Once again, nothing extraordinary in this code, just a simple data transformations using D3.js API, most of the properties return primitives (strings and numbers). Most interesting part of this code is a mouse event handler. With Ember.js API I didn't have to fallback to D3.js or jQuery API for the event listeners. By using such API I used internal run loop, which helps with event throttling. One interesting moment I noticed as a part of the small investigation: D3.js stores data of the shapes generated with joins in __data__ property, so it can be recovered in Ember.js handler from the target of the event, for example e.target.__data__.
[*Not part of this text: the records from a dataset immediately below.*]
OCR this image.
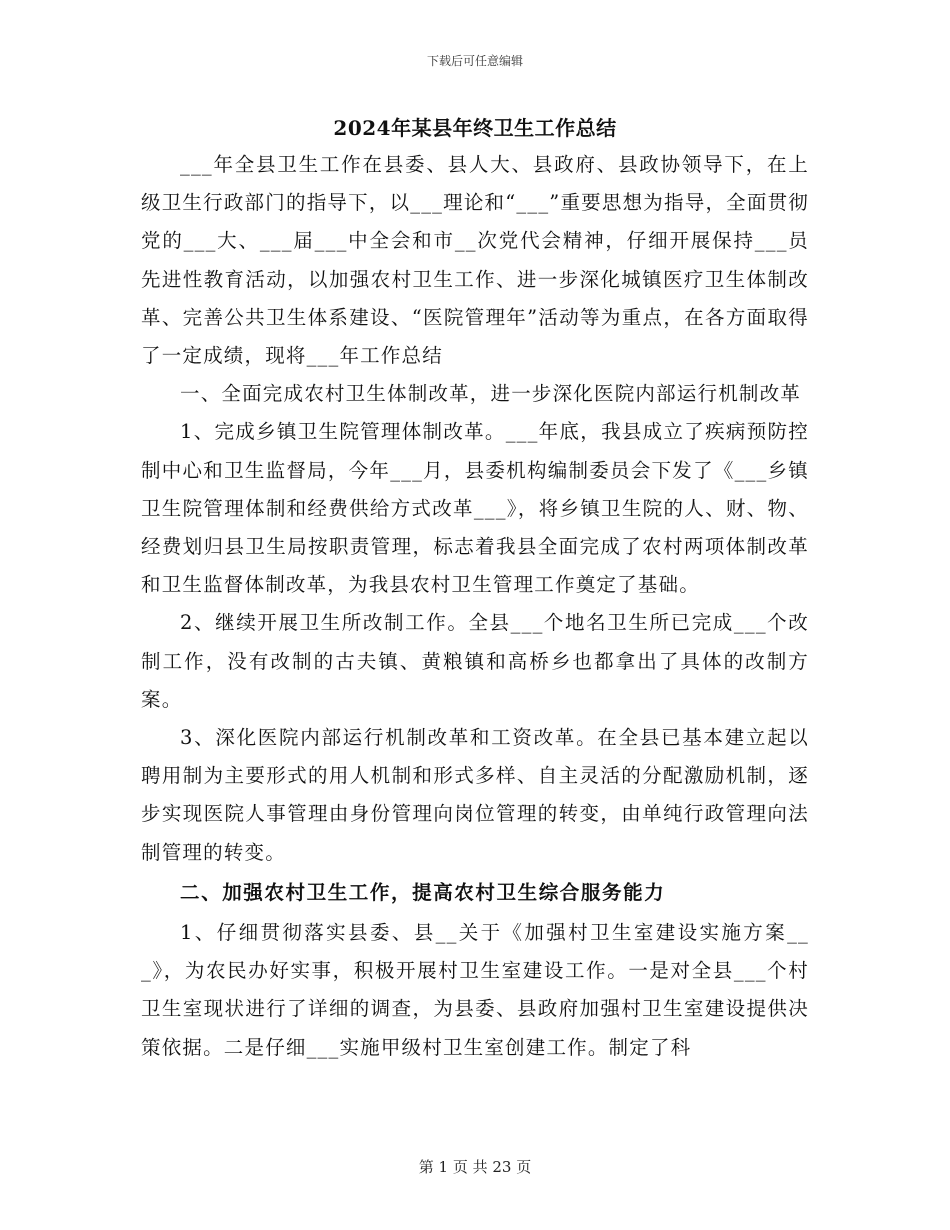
下载后可任意编辑
2024年某县年终卫生工作总结

___年全县卫生工作在县委、县人大、县政府、县政协领导下，在上级卫生行政部门的指导下，以___理论和“___”重要思想为指导，全面贯彻党的___大、___届___中全会和市__次党代会精神，仔细开展保持___员先进性教育活动，以加强农村卫生工作、进一步深化城镇医疗卫生体制改革、完善公共卫生体系建设、“医院管理年”活动等为重点，在各方面取得了一定成绩，现将___年工作总结

一、全面完成农村卫生体制改革，进一步深化医院内部运行机制改革

1、完成乡镇卫生院管理体制改革。___年底，我县成立了疾病预防控制中心和卫生监督局，今年___月，县委机构编制委员会下发了《___乡镇卫生院管理体制和经费供给方式改革___》，将乡镇卫生院的人、财、物、经费划归县卫生局按职责管理，标志着我县全面完成了农村两项体制改革和卫生监督体制改革，为我县农村卫生管理工作奠定了基础。

2、继续开展卫生所改制工作。全县___个地名卫生所已完成___个改制工作，没有改制的古夫镇、黄粮镇和高桥乡也都拿出了具体的改制方案。

3、深化医院内部运行机制改革和工资改革。在全县已基本建立起以聘用制为主要形式的用人机制和形式多样、自主灵活的分配激励机制，逐步实现医院人事管理由身份管理向岗位管理的转变，由单纯行政管理向法制管理的转变。

二、加强农村卫生工作，提高农村卫生综合服务能力

1、仔细贯彻落实县委、县__关于《加强村卫生室建设实施方案___》，为农民办好实事，积极开展村卫生室建设工作。一是对全县___个村卫生室现状进行了详细的调查，为县委、县政府加强村卫生室建设提供决策依据。二是仔细___实施甲级村卫生室创建工作。制定了科

第 1 页 共 23 页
In the end I was really satisfied with the result. Firs of all, dynamic behaviour is seamlessly provided by computed properties, so I removed code that specifically handled this situation. Separation into the different layers resulted in more structured code. It also helped a lot with testing, I easily covered all code with unit tests. Additionally, I noticed that code works much faster, I believe partially due to the more optimal implementation and partially due to the cache on the computed properties. Overall, combination of the D3.js and Ember.js worked really well. By using proper API from each library I easily improved previous implementation in a several hours.